She folded a hand around Ron's jawline and smiled into his eyes. "Maybe we should pick this up sometime… and somewhere… a little more private," she whispered, tilting her head toward the compartment door.

Ron grunted a mixed sound of unwillingness and assent, and Hermione jumped primly up onto a seat just as Harry pushed his way back into the compartment.

"All right, Harry?" Hermione asked softly.

"Yeah," Harry attempted to smile. Ron looked uncomfortable and started talking very quickly about the new broom models that were going to be released that summer; Hermione wondered how much of the reason was how close they had come to being discovered sprawled on the floor, and whether he actually remembered the reason Harry had been upset in the first place.

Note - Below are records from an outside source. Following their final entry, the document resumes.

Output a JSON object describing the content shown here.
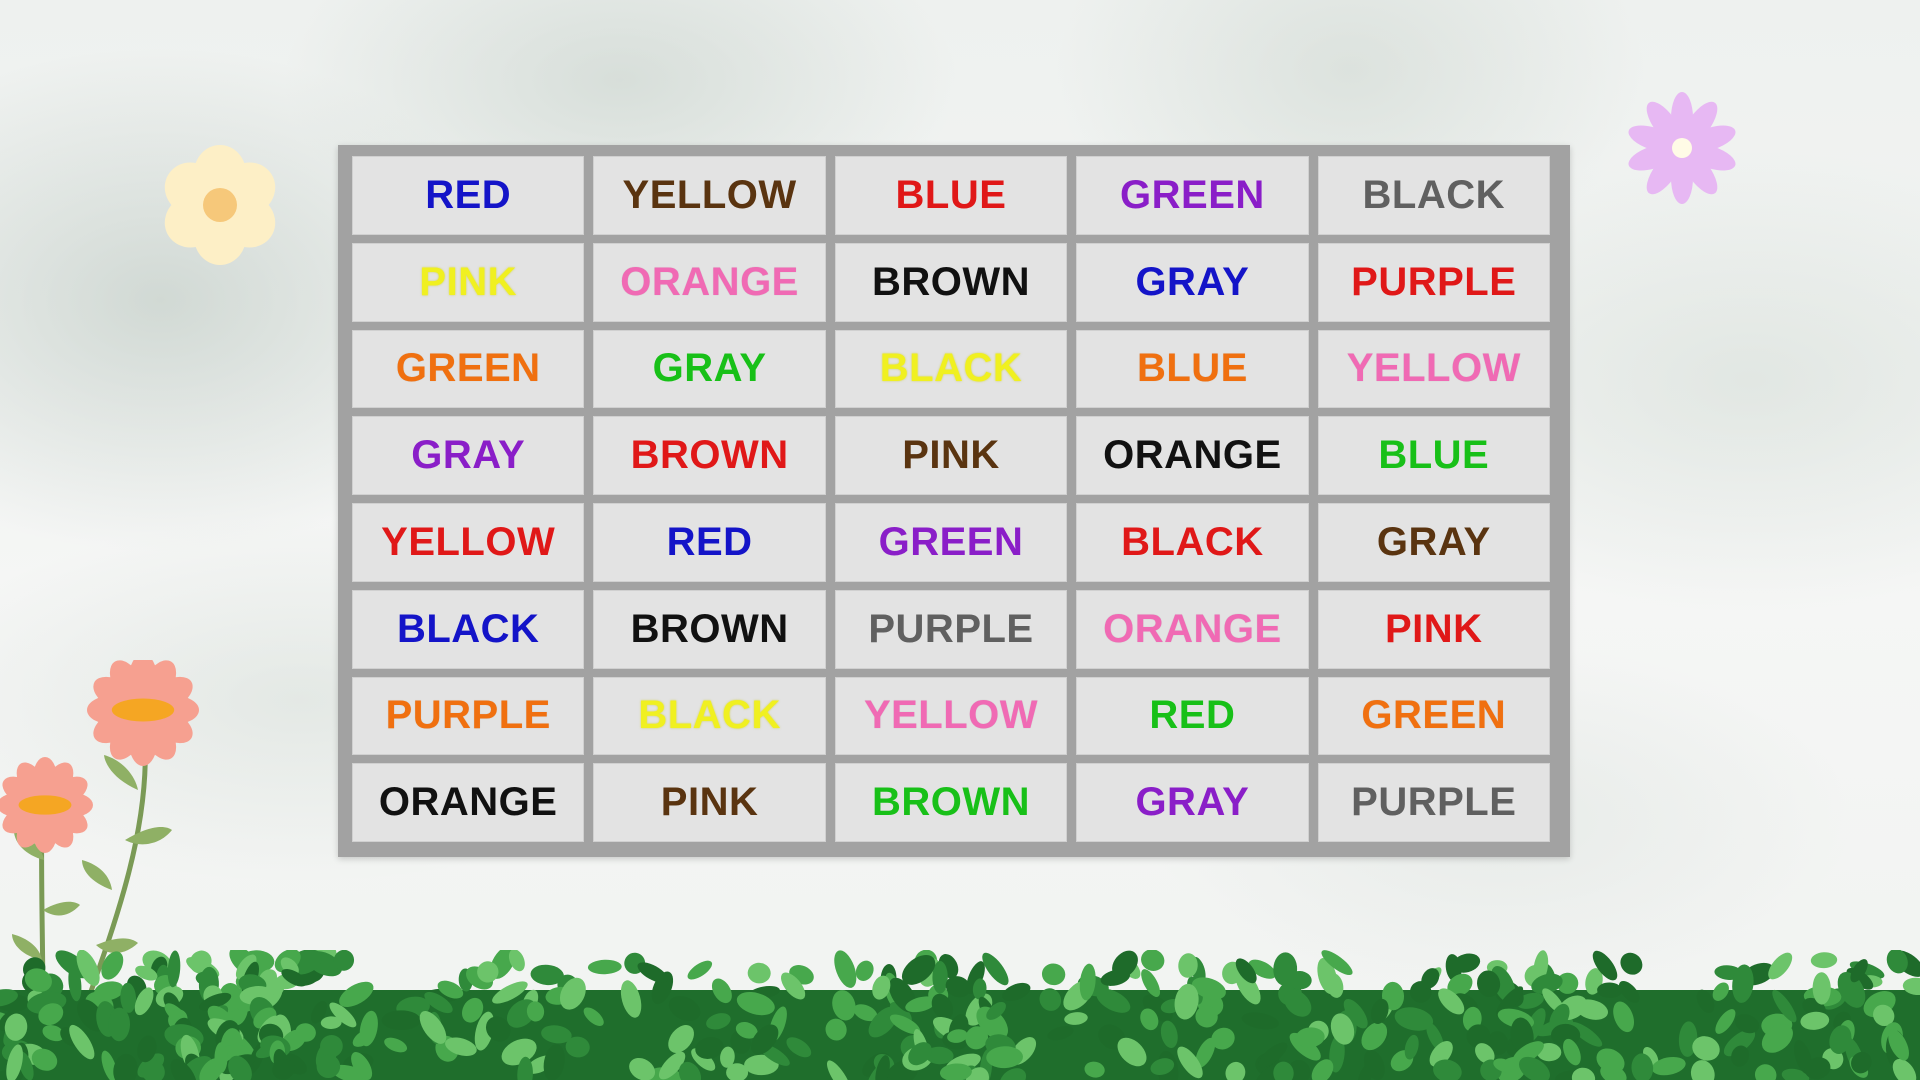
{
  "grid": {
    "rows": [
      [
        {
          "word": "RED",
          "color": "#1414c8"
        },
        {
          "word": "YELLOW",
          "color": "#5a3410"
        },
        {
          "word": "BLUE",
          "color": "#e01818"
        },
        {
          "word": "GREEN",
          "color": "#8a1ec8"
        },
        {
          "word": "BLACK",
          "color": "#606060"
        }
      ],
      [
        {
          "word": "PINK",
          "color": "#f0f020"
        },
        {
          "word": "ORANGE",
          "color": "#f06ab4"
        },
        {
          "word": "BROWN",
          "color": "#111111"
        },
        {
          "word": "GRAY",
          "color": "#1414c8"
        },
        {
          "word": "PURPLE",
          "color": "#e01818"
        }
      ],
      [
        {
          "word": "GREEN",
          "color": "#f07010"
        },
        {
          "word": "GRAY",
          "color": "#18c018"
        },
        {
          "word": "BLACK",
          "color": "#f0f020"
        },
        {
          "word": "BLUE",
          "color": "#f07010"
        },
        {
          "word": "YELLOW",
          "color": "#f06ab4"
        }
      ],
      [
        {
          "word": "GRAY",
          "color": "#8a1ec8"
        },
        {
          "word": "BROWN",
          "color": "#e01818"
        },
        {
          "word": "PINK",
          "color": "#5a3410"
        },
        {
          "word": "ORANGE",
          "color": "#111111"
        },
        {
          "word": "BLUE",
          "color": "#18c018"
        }
      ],
      [
        {
          "word": "YELLOW",
          "color": "#e01818"
        },
        {
          "word": "RED",
          "color": "#1414c8"
        },
        {
          "word": "GREEN",
          "color": "#8a1ec8"
        },
        {
          "word": "BLACK",
          "color": "#e01818"
        },
        {
          "word": "GRAY",
          "color": "#5a3410"
        }
      ],
      [
        {
          "word": "BLACK",
          "color": "#1414c8"
        },
        {
          "word": "BROWN",
          "color": "#111111"
        },
        {
          "word": "PURPLE",
          "color": "#606060"
        },
        {
          "word": "ORANGE",
          "color": "#f06ab4"
        },
        {
          "word": "PINK",
          "color": "#e01818"
        }
      ],
      [
        {
          "word": "PURPLE",
          "color": "#f07010"
        },
        {
          "word": "BLACK",
          "color": "#f0f020"
        },
        {
          "word": "YELLOW",
          "color": "#f06ab4"
        },
        {
          "word": "RED",
          "color": "#18c018"
        },
        {
          "word": "GREEN",
          "color": "#f07010"
        }
      ],
      [
        {
          "word": "ORANGE",
          "color": "#111111"
        },
        {
          "word": "PINK",
          "color": "#5a3410"
        },
        {
          "word": "BROWN",
          "color": "#18c018"
        },
        {
          "word": "GRAY",
          "color": "#8a1ec8"
        },
        {
          "word": "PURPLE",
          "color": "#606060"
        }
      ]
    ]
  },
  "decor": {
    "flower_cream": {
      "icon": "flower-icon",
      "petal_color": "#fdefc6",
      "center_color": "#f6c87a"
    },
    "flower_lilac": {
      "icon": "flower-icon",
      "petal_color": "#e7b8f3",
      "center_color": "#fffbe6"
    },
    "flower_pink": {
      "icon": "flower-icon",
      "petal_color": "#f6a090",
      "center_color": "#f5a623"
    },
    "hedge": {
      "icon": "hedge-icon",
      "leaf_colors": [
        "#1e6b2a",
        "#2f8a3a",
        "#47a84c",
        "#6cc46a"
      ]
    }
  }
}
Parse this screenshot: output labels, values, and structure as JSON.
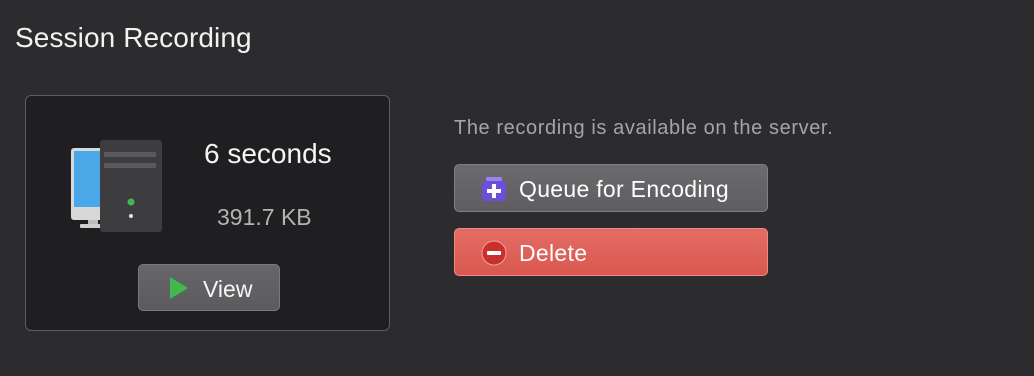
{
  "header": {
    "title": "Session Recording"
  },
  "recording": {
    "duration": "6 seconds",
    "size": "391.7 KB",
    "view_label": "View"
  },
  "actions": {
    "status_text": "The recording is available on the server.",
    "queue_label": "Queue for Encoding",
    "delete_label": "Delete"
  },
  "icons": {
    "computer": "computer-tower-icon",
    "play": "play-icon",
    "queue": "queue-add-icon",
    "delete": "delete-minus-icon"
  },
  "colors": {
    "background": "#2c2c2e",
    "card": "#1f1f21",
    "play_green": "#3fb950",
    "delete_red": "#e0655c",
    "queue_purple": "#6b4fd8"
  }
}
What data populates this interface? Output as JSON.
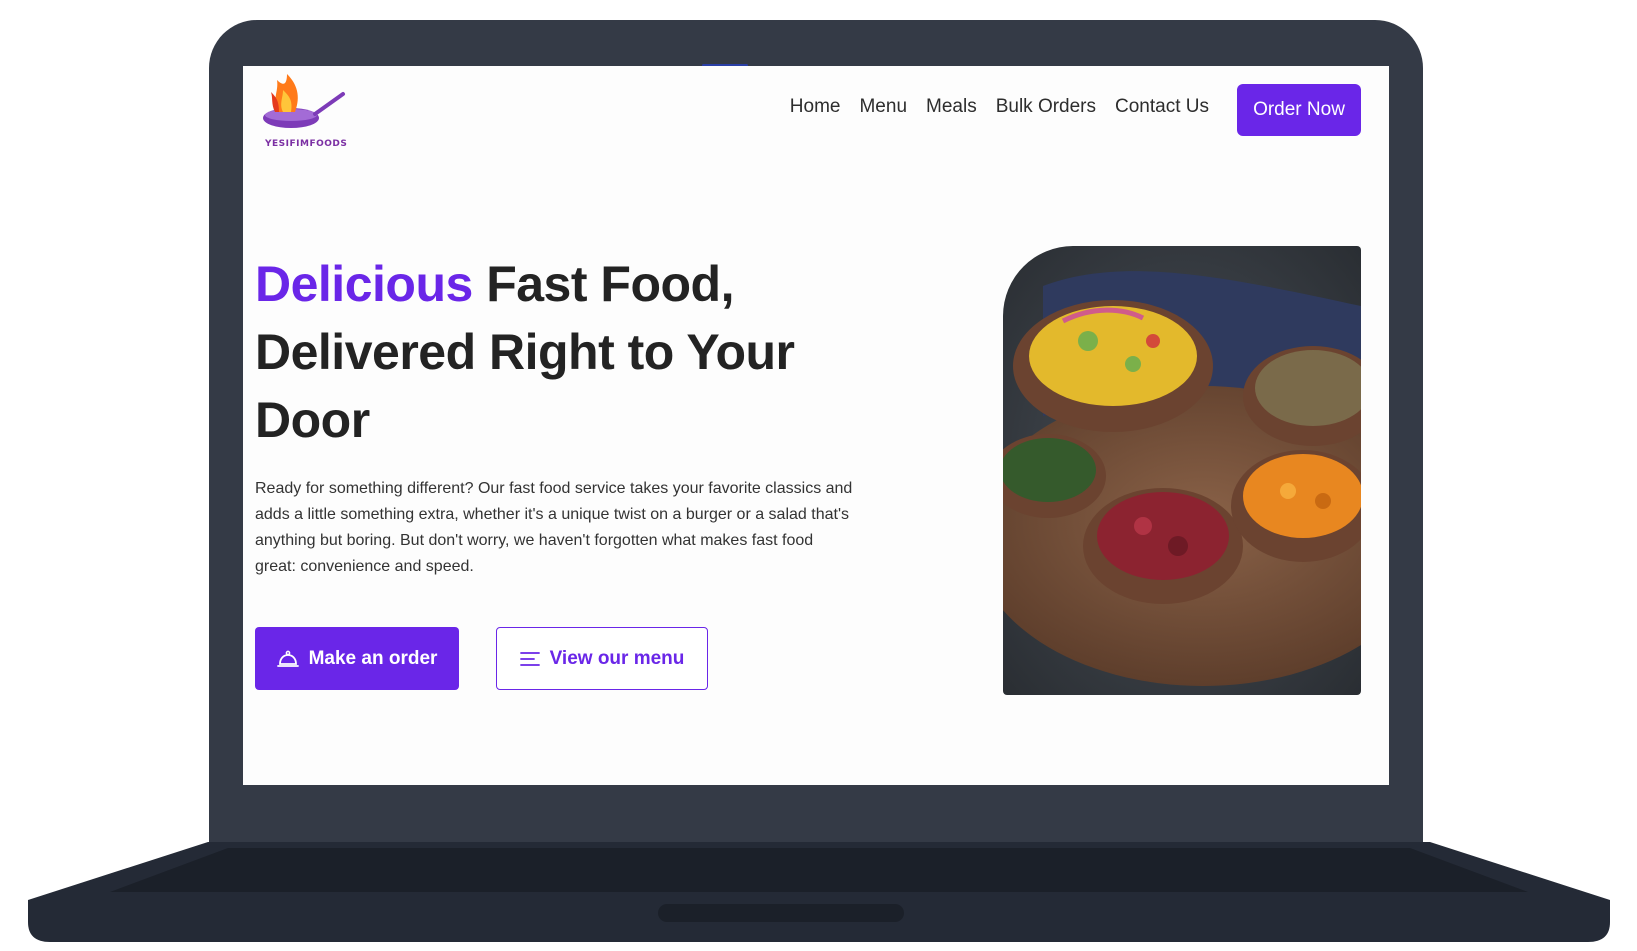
{
  "brand": {
    "logo_text": "YESIFIMFOODS",
    "accent_color": "#6a26e8"
  },
  "nav": {
    "items": [
      {
        "label": "Home"
      },
      {
        "label": "Menu"
      },
      {
        "label": "Meals"
      },
      {
        "label": "Bulk Orders"
      },
      {
        "label": "Contact Us"
      }
    ],
    "cta_label": "Order Now"
  },
  "hero": {
    "title_accent": "Delicious",
    "title_rest": "Fast Food, Delivered Right to Your Door",
    "description": "Ready for something different? Our fast food service takes your favorite classics and adds a little something extra, whether it's a unique twist on a burger or a salad that's anything but boring. But don't worry, we haven't forgotten what makes fast food great: convenience and speed.",
    "primary_button": {
      "label": "Make an order",
      "icon": "cloche-icon"
    },
    "secondary_button": {
      "label": "View our menu",
      "icon": "menu-lines-icon"
    },
    "image_subject": "bowls of african dishes"
  }
}
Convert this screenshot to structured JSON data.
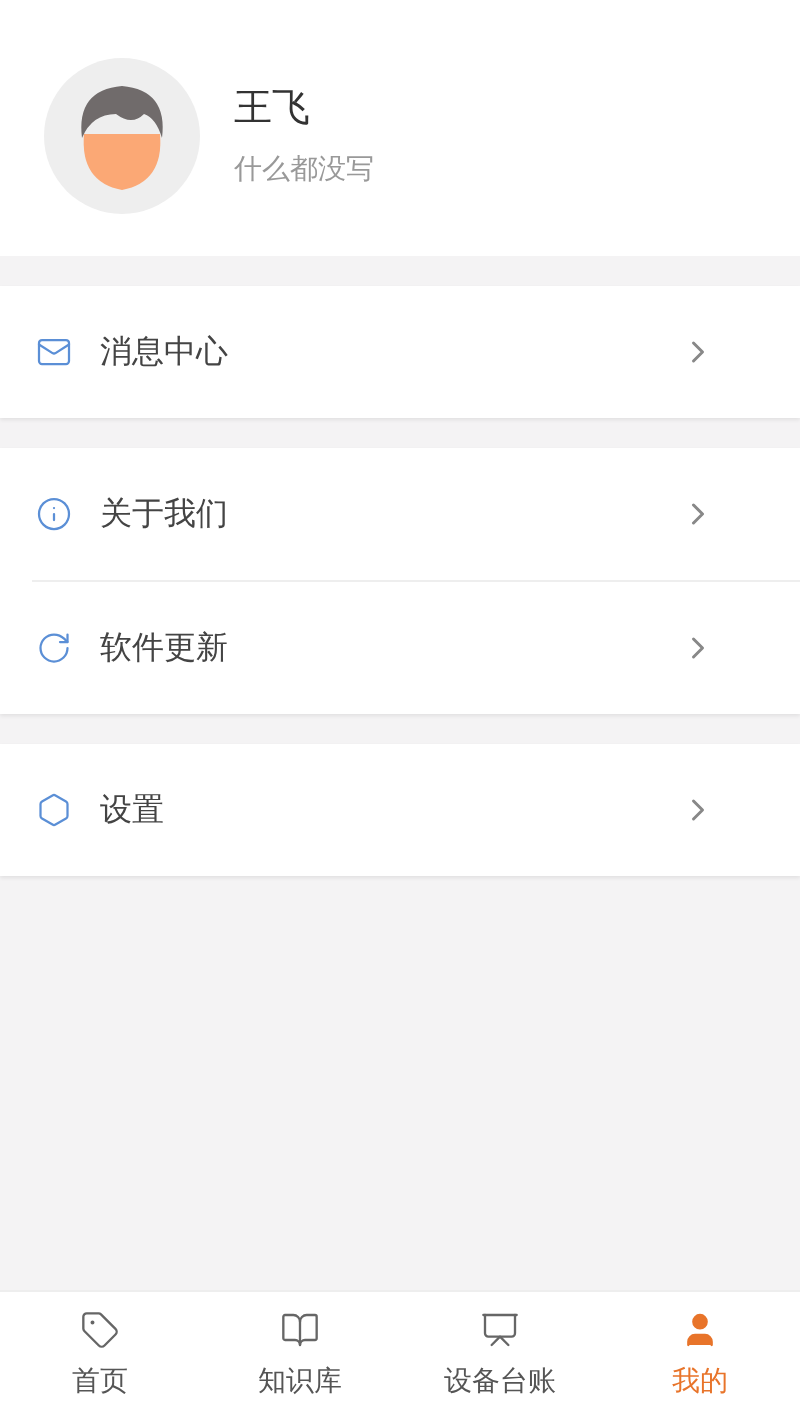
{
  "profile": {
    "name": "王飞",
    "bio": "什么都没写"
  },
  "groups": [
    {
      "items": [
        {
          "label": "消息中心"
        }
      ]
    },
    {
      "items": [
        {
          "label": "关于我们"
        },
        {
          "label": "软件更新"
        }
      ]
    },
    {
      "items": [
        {
          "label": "设置"
        }
      ]
    }
  ],
  "tab_bar": [
    {
      "label": "首页",
      "selected": false
    },
    {
      "label": "知识库",
      "selected": false
    },
    {
      "label": "设备台账",
      "selected": false
    },
    {
      "label": "我的",
      "selected": true
    }
  ]
}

As the boys continued their mystifying Quidditch conversation, Hermione let her thoughts drift back to Snape's actions. Was there anything else that could point to his remaining secretly on the side of the Order, or was she just deluding herself due to a too-deeply held belief that teachers could do no wrong?

The events that took place atop the tower would have played out the same way no matter which side Snape was on, Hermione decided. Without finding out what was communicated mentally between Snape and the Headmaster, she couldn't know for sure. Hermione thought about what Snape had done on his retreat from the school.

He hadn't killed or even hurt anyone, as far as Harry's memory showed. The Death Eaters with him had blasted Hagrid's hut and attacked Harry, but Snape had actually tried to stop them doing that. Claiming that Harry was for the Dark Lord alone to deal with could be the truth, but could as well be a convenient way of shielding Harry.

Snape had been furious, that much was certain. But he had just killed the greatest wizard of the age (on that wizard's orders?), and then the son of his old rival had called him a coward. And instead of retaliating, Snape had blocked Harry's attacks and chided him for his inability to cast nonverbal spells and to close his mind. Hermione thought back to exactly what Snape had said. Were his insults any different from those he doled out to wayward students in his classroom? In a way they were: in the classroom he berated Harry for mistakes, but out on the grounds that night, Snape had laughed at Harry's inability to compete with the Dark Lord, and then _told him what he had to do to change that. _

Snape had identified Harry's greatest weaknesses, and warned him about them. Snape had kept Harry from performing the Dark magic that his rage had driven him to attempt, and then Snape had shown Harry what he must work on to even have a chance at defeating Voldemort. Only a very stupid loyal Death Eater – or a brilliant triple-crosser – would do something like that.

Hermione felt even more strongly now that she was right about Snape, but she knew at the same time that there was no proof, and that anybody who wanted to remain prejudiced against Snape would find it very easy to ignore or explain away any indications of his goodness. She knew which memory she had to find. The only question was whether Dumbledore had saved it.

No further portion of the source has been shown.